Des débuts difficiles

« Le parcours n’a pas été facile. Nous avons commencé dans notre maison, plus précisément dans notre cuisine. La situation financière de ma famille était très modeste. Nous vivions dans une maison de trois pièces. J’ai dû prendre des prêts pour faire avancer le commerce, puisque mon épouse était femme au foyer. J’étais le seul à pouvoir obtenir des prêts », explique Ashok. Et d’ajouter qu’au fil du temps, leur cuisine était trop petite pour la production de nouilles, d’autant plus que les demandes continuaient à pleuvoir. Ainsi, le couple décide de louer un bâtiment en 2012, non loin de leur domicile. « Nous avions enfin un plus grand espace pour la production. Nous avions dû employer plus de personnes pour remplir les commandes à temps. Aujourd’hui, nous comptons une vingtaine d’employés, dont cinq expatriés bangladais. Grâce à ce métier, je suis aujourd’hui chef d’entreprise et j’ai construit une maison pour ma famille. Mes enfants ne manquent de rien », dit-il.

Des machines sophistiquées pour faciliter la production

Ashok ajoute par ailleurs que la production de nouilles chinoises est un métier méticuleux et exigeant, car il faut travailler avec beaucoup de précautions et pendant toute la semaine. « Nous n’avons ni congé ni jour férié. Nous travaillons sept sur sept et dans toutes les conditions, sauf quand il y a un avertissement de cyclone de classe IV », fait-il ressortir. Tasty Meal est une entreprise grossiste et livre ses nouilles à la compagnie Surat, à des hôtels ainsi qu’à des boutiques dans la région de Plaine-Wilhems.

Comme projet d’avenir, le couple Seewooruttun aspire à se tourner vers l’exportation. « J’ai eu l’occasion d’exporter mes nouilles en Australie, par le biais d’un entrepreneur mauricien établi au pays des Kangourous. D’ici l’année prochaine, nous exporterons vers d’autres pays », soutient l’entrepreneur. De plus, en mars 2019, le couple Seewooruttun ouvrira une deuxième usine de production à Solférino. Celle-ci sera construite sur une superficie de 500 mètres carrés. « Ce sera une usine moderne et bien équipée, construite et aménagée dans le respect des normes internationales, et ce afin de faciliter les procédures d’exportation. De plus, outre les nouilles, nous projetons de produire des boulettes également. À noter que nos produits sont certifiés halal », précise-t-il.

Ashok est le premier fabricant à Maurice à produire des nouilles de blé. « Dans le passé, j’ai produit des nouilles de blé que je livrais dans une clinique et dans un supermarché. J’utilisais l’huile d’olive pour la préparation. Ces nouilles étaient idéales pour les malades, surtout pour ceux atteints du diabète. Malheureusement, j’ai dû stopper la production en raison de manque de temps. Toutefois, je prévois de relancer la production des nouilles de blé dans ma nouvelle usine », indique l’entrepreneur.

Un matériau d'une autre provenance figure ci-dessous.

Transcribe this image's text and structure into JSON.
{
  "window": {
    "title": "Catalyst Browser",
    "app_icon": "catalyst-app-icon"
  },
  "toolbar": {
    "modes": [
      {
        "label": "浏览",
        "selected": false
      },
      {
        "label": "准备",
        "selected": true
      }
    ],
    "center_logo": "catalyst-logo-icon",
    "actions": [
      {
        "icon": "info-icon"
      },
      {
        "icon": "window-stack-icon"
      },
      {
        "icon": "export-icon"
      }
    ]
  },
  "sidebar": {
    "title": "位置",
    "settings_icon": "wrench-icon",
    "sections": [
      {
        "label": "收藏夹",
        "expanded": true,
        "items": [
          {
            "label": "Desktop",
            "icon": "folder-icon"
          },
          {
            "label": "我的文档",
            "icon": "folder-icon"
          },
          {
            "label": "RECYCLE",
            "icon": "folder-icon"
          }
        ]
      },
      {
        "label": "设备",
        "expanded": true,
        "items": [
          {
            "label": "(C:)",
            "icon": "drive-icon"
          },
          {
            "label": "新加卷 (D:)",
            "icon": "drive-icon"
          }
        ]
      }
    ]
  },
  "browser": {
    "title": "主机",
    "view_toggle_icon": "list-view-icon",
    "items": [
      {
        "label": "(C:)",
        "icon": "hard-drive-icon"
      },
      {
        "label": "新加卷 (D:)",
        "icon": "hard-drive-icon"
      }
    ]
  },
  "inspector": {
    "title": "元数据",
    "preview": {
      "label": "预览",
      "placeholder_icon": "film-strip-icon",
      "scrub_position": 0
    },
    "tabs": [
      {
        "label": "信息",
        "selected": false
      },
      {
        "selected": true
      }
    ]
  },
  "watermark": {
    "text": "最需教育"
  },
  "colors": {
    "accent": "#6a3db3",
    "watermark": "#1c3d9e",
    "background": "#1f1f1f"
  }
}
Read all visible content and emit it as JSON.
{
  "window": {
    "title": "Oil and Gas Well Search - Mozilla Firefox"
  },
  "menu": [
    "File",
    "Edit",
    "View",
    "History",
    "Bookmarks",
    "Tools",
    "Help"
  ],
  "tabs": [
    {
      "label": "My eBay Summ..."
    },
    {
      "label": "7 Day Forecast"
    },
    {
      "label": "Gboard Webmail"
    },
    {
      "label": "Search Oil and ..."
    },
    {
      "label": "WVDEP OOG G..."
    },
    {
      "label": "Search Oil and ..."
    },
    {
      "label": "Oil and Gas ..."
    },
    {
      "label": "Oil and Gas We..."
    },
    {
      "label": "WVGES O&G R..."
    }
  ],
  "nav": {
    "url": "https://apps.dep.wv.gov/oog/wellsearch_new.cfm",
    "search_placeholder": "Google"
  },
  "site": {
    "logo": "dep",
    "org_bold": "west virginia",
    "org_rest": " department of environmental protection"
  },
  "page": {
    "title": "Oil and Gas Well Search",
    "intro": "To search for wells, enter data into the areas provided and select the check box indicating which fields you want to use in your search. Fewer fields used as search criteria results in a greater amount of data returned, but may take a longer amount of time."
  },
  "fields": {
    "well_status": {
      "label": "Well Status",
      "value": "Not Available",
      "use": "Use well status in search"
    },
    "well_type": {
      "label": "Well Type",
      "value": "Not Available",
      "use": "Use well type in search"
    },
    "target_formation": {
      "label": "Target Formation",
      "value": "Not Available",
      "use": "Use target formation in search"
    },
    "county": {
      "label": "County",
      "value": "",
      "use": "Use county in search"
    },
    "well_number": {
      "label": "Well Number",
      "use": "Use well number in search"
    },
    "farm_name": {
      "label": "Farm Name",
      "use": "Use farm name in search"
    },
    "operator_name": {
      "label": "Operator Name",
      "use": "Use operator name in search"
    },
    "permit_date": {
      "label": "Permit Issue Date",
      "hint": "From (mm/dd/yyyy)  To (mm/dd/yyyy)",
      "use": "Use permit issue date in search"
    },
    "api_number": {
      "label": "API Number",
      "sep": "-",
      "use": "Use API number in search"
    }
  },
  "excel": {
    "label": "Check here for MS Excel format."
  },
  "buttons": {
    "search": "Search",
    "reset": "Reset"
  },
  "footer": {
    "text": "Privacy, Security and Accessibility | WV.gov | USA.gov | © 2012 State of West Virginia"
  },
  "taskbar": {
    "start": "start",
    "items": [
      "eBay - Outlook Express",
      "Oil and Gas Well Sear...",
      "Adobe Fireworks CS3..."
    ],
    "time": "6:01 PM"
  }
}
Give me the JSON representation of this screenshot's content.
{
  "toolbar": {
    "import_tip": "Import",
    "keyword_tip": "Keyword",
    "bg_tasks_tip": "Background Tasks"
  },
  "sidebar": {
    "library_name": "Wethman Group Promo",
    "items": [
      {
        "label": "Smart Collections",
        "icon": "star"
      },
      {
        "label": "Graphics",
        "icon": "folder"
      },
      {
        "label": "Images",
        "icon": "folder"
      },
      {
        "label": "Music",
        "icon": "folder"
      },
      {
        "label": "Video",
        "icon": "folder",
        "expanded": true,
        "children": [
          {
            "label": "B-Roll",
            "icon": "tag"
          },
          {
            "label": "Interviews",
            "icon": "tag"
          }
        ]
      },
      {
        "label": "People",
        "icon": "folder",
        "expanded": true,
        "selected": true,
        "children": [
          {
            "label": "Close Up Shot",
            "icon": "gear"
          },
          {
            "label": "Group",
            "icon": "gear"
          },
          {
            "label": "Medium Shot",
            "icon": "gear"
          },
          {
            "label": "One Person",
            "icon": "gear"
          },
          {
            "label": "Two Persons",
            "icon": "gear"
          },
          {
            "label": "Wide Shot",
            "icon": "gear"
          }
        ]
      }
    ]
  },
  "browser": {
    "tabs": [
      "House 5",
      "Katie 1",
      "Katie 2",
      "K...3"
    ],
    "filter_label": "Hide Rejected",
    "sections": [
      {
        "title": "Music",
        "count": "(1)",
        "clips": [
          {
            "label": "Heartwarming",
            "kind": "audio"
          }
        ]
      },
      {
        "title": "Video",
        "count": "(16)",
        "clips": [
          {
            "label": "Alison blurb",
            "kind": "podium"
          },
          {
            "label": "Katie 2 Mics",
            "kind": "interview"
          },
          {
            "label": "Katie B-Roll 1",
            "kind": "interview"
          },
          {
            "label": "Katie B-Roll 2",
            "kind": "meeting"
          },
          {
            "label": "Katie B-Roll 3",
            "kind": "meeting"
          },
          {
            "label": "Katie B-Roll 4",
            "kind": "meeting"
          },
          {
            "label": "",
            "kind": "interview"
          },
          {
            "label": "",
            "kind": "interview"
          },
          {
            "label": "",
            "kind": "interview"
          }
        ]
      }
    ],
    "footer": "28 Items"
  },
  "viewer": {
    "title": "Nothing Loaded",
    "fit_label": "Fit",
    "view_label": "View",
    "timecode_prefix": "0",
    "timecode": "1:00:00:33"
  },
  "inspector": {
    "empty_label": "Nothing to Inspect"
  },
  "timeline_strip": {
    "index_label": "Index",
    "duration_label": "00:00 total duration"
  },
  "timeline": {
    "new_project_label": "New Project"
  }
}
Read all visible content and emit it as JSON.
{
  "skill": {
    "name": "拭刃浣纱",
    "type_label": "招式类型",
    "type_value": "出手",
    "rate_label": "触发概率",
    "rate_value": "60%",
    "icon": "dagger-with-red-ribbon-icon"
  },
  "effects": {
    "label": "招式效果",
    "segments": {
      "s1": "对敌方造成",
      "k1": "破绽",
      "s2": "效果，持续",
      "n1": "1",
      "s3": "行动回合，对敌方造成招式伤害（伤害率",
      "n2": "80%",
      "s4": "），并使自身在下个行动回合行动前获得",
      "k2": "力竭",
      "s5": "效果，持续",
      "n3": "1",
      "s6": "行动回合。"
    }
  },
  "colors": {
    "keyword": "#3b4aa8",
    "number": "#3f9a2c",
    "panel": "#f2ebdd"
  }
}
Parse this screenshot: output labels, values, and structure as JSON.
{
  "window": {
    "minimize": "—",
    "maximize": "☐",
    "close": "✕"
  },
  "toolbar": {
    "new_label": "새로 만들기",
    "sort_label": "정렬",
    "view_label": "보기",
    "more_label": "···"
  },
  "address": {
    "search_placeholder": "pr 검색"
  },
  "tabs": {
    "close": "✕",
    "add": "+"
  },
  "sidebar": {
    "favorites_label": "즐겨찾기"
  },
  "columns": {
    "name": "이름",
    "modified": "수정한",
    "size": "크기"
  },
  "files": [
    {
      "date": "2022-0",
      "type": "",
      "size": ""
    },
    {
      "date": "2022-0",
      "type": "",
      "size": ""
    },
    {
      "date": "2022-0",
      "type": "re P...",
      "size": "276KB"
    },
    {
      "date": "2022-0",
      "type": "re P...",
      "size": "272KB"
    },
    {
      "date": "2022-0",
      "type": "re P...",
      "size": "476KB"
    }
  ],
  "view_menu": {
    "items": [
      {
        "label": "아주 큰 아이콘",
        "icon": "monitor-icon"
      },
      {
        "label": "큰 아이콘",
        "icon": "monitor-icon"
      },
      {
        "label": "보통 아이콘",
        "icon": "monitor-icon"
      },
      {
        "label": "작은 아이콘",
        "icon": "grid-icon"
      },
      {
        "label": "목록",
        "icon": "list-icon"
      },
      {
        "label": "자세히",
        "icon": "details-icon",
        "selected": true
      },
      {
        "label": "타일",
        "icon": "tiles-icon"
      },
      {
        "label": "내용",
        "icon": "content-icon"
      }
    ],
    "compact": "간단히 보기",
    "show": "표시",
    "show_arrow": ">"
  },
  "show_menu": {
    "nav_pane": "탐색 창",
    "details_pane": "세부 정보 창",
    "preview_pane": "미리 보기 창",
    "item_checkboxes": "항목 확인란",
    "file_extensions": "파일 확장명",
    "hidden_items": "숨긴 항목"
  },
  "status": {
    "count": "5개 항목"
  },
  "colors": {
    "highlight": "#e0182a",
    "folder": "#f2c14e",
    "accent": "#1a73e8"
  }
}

Grâce au succès acquis, Ashok peut aujourd’hui bénéficier des facilités et des plans d’aide de SME Mauritius, notamment des prêts bancaires pour l’agrandissement de son entreprise. Il a aussi droit à l’installation de panneaux solaires photovoltaïques sur le toit de son usine afin de produire sa propre électricité. Il est aussi éligible au SME Employment Scheme, qui permet de recruter des diplômés pour professionnaliser son entreprise.